The Sail, Power, and Steam Museum will host the second of their 2021/22 winter speaker series, Captains’ Quarters, sharing their mission of celebrating the maritime and industrial heritage of Midcoast Maine and beyond.
“Captains’ Quarters: Stories of the Schooner Ladona” will be held Tuesday, November 9, at 6:30 p.m.
The talk will take place utilizing the online portal Zoom. Registration is required and available on the museum’s website: www.sailpowersteammuseum.org on the “Music and Calendar” tab.

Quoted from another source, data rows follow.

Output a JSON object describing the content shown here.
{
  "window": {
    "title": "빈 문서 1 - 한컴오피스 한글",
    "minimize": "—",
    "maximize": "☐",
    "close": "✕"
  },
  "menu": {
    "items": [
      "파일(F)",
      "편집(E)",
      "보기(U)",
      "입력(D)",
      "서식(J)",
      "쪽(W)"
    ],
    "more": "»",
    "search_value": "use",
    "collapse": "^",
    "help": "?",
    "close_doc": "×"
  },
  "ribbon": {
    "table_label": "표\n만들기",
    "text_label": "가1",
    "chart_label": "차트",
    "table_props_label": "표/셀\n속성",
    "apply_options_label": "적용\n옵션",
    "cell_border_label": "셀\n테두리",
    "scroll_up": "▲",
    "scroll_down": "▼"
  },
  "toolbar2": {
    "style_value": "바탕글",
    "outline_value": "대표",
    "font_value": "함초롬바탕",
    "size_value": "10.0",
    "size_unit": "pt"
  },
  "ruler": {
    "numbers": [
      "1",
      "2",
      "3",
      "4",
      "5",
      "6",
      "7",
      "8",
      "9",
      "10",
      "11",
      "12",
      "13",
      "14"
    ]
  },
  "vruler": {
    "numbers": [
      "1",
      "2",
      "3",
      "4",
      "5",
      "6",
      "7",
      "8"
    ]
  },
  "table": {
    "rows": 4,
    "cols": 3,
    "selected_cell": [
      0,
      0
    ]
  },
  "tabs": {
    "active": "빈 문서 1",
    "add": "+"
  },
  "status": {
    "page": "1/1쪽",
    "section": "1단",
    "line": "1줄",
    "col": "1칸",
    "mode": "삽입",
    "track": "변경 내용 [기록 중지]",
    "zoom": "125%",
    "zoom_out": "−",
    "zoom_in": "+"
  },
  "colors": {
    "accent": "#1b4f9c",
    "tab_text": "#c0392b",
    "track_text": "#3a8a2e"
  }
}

With a diverse sailing history, Ladona has always been known for her beauty, swiftness, and strength since the day she was christened in 1922, according to the Museum, in a news release. Originally commissioned by Homer Loring as a private yacht, she was designed by William Hand, and launched out of Hodgdon Yachts in East Boothbay Harbor.
Named for the U.S. Naval gunship upon which Loring’s father served during the Civil War, Ladona sailed the eastern seaboard, raced occasionally, and was much beloved by the Loring family. In the 1923 Bermuda Cup, she proved her mettle as an ocean racer, taking first place in her class. During World War II, she served her country as a submarine patrol vessel with the U.S. Navy out of New York Harbor. After the war, she was renamed Jane Doré and worked as a fishing dragger out of Stonington, Connectucut. In 1971, she was renovated as a sail-training vessel under the name Nathaniel Bowditch.
Eventually she entered the Maine Windjammer fleet, carrying vacationing passengers along the coast of Maine. Forty years later and in need of repair, her undeniably exquisite design captured the hearts of Captain Noah and Jane Barnes. Over the course of two years and under their loving stewardship, Ladona was fully restored to her original yachting glory and name.
Join the Museum for an evening of reminiscing about the vessel as Captain Jim Sharp, co-founder of the Sail, Power, and Steam Museum, is joined by Captain Noah and Jane Barnes, Captain J.R. Braugh, crew, and former and future passengers as they share the history, photos, and stories of the vessel.
In the true spirit of our maritime heritage, it is suggested that people grab a ‘tot’ of rum (or a cup of tea), settle into the comfort of their own boat or home, fire up the woodstove, and join Captain Sharp and the crew as they share photos and stories of these amazing vessels.